Bhang Corp. oversold THC and CBD levels, says new class action
Last summer we marveled over the mainstreaming of cannabis-derived products. The fact that Curaleaf, an online retailer of personal care products derived from cannabidiol (CBD), was locked in a branding and labeling dispute with the Food and Drug Administration (FDA) was a sign of the times: The cannabis industry had arrived, with its own quotidian regulatory concerns that might preoccupy any run-of-the-mill peddler of dietary supplements.
More confirmation has arrived, however. A new lawsuit against Nevada’s Bhang Corporation – a manufacturer of a wide variety of CBD-related products – drives the point home.
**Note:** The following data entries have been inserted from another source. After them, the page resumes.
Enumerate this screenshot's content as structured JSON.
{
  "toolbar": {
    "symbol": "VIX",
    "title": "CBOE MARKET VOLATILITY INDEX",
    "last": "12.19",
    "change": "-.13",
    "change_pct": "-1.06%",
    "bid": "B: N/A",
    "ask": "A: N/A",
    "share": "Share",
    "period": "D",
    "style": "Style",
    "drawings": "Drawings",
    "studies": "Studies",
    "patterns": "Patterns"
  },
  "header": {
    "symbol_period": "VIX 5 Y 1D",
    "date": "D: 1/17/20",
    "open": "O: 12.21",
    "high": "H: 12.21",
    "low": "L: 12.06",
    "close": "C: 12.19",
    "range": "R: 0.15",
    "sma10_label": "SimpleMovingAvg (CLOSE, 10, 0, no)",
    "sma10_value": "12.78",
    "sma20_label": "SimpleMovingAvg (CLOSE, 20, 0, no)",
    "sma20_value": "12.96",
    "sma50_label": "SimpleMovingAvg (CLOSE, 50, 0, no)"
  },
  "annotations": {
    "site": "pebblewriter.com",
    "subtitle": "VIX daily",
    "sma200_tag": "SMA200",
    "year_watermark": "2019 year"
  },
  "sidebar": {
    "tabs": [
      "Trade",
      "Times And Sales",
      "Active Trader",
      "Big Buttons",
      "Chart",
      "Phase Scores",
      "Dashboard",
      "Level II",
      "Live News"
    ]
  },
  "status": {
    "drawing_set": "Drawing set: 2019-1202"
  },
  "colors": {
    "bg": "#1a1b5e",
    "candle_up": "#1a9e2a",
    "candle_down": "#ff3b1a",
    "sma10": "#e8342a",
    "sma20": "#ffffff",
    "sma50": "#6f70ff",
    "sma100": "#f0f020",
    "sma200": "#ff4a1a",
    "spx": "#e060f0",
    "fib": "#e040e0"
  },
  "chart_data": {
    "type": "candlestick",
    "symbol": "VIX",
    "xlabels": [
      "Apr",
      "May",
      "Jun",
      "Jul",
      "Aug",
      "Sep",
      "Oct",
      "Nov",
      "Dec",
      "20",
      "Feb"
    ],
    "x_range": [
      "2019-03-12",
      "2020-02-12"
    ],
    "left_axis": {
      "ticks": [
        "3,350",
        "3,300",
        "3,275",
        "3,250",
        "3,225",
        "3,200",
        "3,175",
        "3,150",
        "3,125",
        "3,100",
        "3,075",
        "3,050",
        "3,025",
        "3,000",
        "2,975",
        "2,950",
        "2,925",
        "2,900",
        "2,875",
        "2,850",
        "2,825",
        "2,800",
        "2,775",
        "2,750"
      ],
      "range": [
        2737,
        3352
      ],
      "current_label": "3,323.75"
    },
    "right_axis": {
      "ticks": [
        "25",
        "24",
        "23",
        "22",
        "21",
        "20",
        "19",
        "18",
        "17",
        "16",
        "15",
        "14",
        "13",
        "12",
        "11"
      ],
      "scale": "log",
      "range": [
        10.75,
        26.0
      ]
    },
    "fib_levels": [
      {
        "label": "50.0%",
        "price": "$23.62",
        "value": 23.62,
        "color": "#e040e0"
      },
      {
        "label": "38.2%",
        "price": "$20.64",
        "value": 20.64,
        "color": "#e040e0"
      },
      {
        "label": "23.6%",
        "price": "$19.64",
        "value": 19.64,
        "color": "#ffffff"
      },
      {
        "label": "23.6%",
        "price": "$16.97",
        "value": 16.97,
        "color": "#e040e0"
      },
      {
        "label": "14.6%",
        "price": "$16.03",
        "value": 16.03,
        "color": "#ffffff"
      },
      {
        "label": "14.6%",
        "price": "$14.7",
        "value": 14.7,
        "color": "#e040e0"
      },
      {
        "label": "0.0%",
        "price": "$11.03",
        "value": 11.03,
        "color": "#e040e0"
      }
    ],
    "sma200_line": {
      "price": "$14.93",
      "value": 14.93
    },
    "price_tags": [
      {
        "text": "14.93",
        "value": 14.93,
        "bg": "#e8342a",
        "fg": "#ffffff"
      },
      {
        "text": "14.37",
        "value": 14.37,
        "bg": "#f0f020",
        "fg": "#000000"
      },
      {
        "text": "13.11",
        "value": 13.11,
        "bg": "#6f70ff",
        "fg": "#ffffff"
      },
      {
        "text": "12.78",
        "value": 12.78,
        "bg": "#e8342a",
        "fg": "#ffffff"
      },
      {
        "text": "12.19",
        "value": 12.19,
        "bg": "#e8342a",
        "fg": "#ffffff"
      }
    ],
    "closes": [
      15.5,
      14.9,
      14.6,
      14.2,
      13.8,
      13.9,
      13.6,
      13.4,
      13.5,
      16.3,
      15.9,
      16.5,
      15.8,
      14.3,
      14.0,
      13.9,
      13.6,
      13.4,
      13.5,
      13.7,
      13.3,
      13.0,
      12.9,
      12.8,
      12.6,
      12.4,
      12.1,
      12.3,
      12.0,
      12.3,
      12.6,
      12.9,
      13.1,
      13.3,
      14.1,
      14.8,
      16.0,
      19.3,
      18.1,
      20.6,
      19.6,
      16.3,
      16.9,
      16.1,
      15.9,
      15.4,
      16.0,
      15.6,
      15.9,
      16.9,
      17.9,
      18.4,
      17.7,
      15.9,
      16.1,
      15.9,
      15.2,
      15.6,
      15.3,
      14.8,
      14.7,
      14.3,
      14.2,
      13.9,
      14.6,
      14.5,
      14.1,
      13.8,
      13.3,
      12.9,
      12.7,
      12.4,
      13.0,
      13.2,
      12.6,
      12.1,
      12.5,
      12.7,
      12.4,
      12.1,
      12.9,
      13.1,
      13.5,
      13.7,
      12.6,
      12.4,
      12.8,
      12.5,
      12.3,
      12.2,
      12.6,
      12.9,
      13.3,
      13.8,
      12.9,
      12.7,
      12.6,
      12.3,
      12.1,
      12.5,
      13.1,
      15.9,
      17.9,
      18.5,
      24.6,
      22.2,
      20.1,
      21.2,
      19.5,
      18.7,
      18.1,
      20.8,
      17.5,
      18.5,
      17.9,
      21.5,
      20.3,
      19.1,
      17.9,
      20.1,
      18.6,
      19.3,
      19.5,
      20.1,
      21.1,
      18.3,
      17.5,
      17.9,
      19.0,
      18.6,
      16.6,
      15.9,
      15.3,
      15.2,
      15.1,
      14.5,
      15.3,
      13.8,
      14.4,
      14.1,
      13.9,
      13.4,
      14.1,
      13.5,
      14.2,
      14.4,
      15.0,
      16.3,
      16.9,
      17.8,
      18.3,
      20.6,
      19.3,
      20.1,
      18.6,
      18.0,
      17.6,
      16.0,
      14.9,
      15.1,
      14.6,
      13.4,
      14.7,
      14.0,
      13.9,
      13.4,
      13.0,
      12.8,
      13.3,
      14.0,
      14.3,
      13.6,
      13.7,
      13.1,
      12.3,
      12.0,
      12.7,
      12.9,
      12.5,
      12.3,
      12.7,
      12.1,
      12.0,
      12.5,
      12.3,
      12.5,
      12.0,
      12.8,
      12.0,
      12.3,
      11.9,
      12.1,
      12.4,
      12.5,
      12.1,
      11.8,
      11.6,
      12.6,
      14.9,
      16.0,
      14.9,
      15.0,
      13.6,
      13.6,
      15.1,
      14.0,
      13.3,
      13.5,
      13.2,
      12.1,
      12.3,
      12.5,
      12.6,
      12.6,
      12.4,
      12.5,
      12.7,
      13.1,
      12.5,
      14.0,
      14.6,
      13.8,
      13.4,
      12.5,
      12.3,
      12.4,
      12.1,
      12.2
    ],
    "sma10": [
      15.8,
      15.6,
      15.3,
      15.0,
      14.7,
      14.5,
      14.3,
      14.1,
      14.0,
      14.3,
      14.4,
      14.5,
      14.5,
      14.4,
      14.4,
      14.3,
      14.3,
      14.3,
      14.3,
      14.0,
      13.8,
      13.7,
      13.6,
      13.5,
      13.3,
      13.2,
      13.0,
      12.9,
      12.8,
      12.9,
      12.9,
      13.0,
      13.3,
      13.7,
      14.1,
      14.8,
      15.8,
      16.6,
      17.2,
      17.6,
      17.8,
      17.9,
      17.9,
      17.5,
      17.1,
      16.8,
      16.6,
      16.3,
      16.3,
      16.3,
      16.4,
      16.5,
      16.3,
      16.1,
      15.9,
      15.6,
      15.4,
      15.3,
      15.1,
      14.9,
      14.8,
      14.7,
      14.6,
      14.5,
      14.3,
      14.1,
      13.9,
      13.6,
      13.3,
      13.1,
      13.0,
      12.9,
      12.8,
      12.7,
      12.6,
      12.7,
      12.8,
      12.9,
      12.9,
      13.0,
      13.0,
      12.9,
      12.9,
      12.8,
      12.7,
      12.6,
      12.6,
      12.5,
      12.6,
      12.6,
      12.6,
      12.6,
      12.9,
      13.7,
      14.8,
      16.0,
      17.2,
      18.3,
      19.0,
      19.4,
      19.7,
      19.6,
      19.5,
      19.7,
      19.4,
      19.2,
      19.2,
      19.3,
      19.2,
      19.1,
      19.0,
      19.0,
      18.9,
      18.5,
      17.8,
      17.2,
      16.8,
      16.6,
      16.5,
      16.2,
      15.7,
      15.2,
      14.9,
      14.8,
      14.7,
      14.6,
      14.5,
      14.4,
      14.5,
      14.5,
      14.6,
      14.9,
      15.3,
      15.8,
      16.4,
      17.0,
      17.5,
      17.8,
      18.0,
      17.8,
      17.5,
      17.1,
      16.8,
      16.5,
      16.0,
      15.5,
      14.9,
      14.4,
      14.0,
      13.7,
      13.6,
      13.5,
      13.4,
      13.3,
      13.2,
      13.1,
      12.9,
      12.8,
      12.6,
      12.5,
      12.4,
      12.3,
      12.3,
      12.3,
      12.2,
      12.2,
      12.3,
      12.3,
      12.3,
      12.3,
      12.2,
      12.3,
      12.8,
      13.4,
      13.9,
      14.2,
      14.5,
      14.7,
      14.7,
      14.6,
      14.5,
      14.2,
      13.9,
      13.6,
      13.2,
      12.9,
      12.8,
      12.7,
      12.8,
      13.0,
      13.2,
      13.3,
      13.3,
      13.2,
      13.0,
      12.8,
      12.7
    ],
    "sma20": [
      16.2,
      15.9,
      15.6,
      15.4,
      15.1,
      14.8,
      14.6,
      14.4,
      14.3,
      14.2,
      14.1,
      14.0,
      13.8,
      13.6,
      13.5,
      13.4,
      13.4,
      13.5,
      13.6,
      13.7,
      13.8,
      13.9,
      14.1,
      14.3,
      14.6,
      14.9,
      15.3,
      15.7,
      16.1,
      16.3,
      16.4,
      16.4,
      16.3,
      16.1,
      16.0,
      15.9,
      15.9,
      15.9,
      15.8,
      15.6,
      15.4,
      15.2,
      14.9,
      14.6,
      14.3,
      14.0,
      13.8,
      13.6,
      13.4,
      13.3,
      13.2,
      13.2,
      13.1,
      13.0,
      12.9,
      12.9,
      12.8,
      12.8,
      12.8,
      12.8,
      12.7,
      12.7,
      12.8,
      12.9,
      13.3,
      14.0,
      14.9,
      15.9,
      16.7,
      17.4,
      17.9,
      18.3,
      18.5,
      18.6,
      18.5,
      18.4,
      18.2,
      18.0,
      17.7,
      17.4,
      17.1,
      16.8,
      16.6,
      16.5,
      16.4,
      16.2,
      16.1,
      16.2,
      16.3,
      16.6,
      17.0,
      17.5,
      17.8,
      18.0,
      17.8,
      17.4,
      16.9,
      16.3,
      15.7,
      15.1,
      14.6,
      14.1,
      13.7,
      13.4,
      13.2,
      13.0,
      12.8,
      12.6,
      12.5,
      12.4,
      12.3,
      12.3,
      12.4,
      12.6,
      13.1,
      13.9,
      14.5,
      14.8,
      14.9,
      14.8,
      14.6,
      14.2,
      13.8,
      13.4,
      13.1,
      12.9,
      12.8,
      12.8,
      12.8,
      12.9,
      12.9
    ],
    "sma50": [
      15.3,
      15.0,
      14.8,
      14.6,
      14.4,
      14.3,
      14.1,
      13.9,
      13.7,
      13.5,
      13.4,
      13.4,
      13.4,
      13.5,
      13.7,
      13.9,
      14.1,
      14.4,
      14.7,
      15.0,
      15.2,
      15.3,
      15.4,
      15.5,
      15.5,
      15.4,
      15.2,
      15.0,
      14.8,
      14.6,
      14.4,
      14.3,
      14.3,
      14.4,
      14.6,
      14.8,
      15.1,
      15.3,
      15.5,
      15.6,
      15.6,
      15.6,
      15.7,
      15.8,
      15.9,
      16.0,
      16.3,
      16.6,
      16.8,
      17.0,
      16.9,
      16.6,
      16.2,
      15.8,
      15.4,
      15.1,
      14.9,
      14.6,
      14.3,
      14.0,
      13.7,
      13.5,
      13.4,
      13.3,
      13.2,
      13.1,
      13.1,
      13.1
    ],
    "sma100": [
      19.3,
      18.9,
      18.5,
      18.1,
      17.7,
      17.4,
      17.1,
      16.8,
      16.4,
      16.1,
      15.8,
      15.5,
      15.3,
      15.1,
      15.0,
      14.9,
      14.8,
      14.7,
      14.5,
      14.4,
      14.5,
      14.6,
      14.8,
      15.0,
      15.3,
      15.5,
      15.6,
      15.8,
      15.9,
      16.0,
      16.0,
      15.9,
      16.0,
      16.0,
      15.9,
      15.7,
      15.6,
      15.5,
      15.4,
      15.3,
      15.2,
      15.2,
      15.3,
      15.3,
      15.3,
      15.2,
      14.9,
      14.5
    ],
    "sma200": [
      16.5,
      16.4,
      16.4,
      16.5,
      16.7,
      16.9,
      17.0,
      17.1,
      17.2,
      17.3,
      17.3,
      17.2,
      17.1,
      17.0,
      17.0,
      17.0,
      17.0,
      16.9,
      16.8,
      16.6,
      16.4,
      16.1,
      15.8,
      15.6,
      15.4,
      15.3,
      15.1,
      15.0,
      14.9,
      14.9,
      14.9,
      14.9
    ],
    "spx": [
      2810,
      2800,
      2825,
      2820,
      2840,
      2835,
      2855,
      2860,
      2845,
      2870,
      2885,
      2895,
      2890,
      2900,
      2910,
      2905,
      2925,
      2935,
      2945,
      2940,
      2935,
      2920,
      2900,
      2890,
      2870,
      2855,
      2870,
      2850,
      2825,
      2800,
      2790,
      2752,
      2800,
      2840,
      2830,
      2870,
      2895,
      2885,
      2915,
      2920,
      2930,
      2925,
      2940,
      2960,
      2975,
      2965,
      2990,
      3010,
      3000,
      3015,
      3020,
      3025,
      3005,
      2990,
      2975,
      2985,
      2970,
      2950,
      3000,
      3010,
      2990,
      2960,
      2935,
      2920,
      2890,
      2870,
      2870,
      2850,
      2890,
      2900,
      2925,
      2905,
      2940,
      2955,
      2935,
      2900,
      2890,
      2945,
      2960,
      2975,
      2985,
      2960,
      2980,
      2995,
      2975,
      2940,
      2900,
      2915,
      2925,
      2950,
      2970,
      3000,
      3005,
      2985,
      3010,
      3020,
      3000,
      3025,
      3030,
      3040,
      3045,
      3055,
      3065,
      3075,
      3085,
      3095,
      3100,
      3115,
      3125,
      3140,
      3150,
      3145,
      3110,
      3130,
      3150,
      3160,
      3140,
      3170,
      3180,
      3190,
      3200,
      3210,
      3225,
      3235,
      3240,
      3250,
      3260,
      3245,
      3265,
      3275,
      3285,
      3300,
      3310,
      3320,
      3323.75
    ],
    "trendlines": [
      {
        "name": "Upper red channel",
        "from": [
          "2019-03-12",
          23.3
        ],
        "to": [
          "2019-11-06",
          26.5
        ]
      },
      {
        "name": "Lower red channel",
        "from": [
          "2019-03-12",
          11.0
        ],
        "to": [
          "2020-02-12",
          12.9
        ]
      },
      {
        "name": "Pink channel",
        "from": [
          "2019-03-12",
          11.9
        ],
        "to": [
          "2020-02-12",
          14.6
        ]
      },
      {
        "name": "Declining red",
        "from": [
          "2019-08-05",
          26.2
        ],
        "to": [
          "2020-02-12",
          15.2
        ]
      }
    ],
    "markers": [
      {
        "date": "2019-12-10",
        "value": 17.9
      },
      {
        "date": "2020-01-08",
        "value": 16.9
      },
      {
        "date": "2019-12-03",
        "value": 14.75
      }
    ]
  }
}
One of Bhang’s product lines comprises cannabis-infused chocolate bars that sound quite delicious (“rich dark chocolate studded with crunchy honey toffee and sprinkled with smoked sea salt”). The company also adds a contemporary artisanal flair: “The Dark Chocolate Bar was crafted by a master chocolatier with 25+ years of experience making gourmet dark chocolate for discriminating retail outlets…”
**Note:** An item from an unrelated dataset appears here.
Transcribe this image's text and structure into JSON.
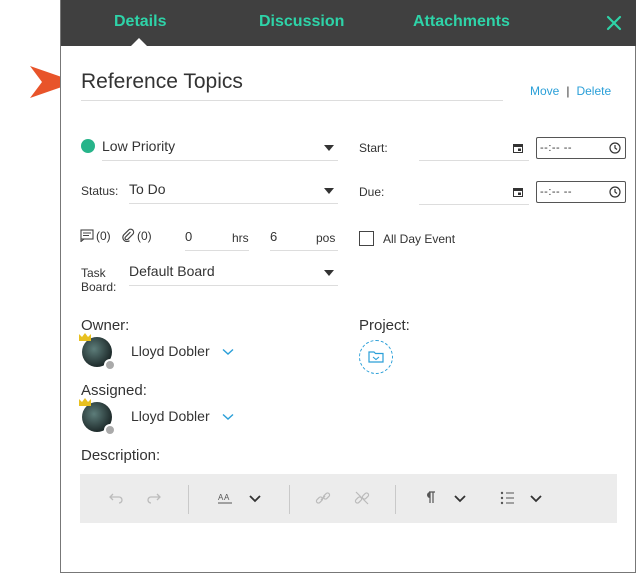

But here’s the kicker: While Bhang got a warning letter from the FDA for making verboten advertising claims, the current suit is a class action that alleges that Bhang doesn’t contain enough tetrahydrocannabinol (THC) or CBD in its products.
If, like many of us, you grew up in an age of illegal, stigmatized pot, this dispute is just a little bit mind-blowing.
The suit, filed by Charles Ballard in the Central District of California in the waning days of 2019, alleges that Bhang peddled its chocolates based on “false statements, representations, and warranties.” “Defendants’ claims and representations regarding the Bhang Products’ supposed THC and/or CBD content are false and are likely to deceive the reasonable consumer,” the complaint reads, “in that the Bhang Products contain substantially less than the amount of THC and/or CBD represented by Defendants.”
Ballard and his proposed class seek redress for unfair, fraudulent business acts and false advertising under the California Business & Professions Code, along with breach of express and implied warranty, fraud, and negligent misrepresentation.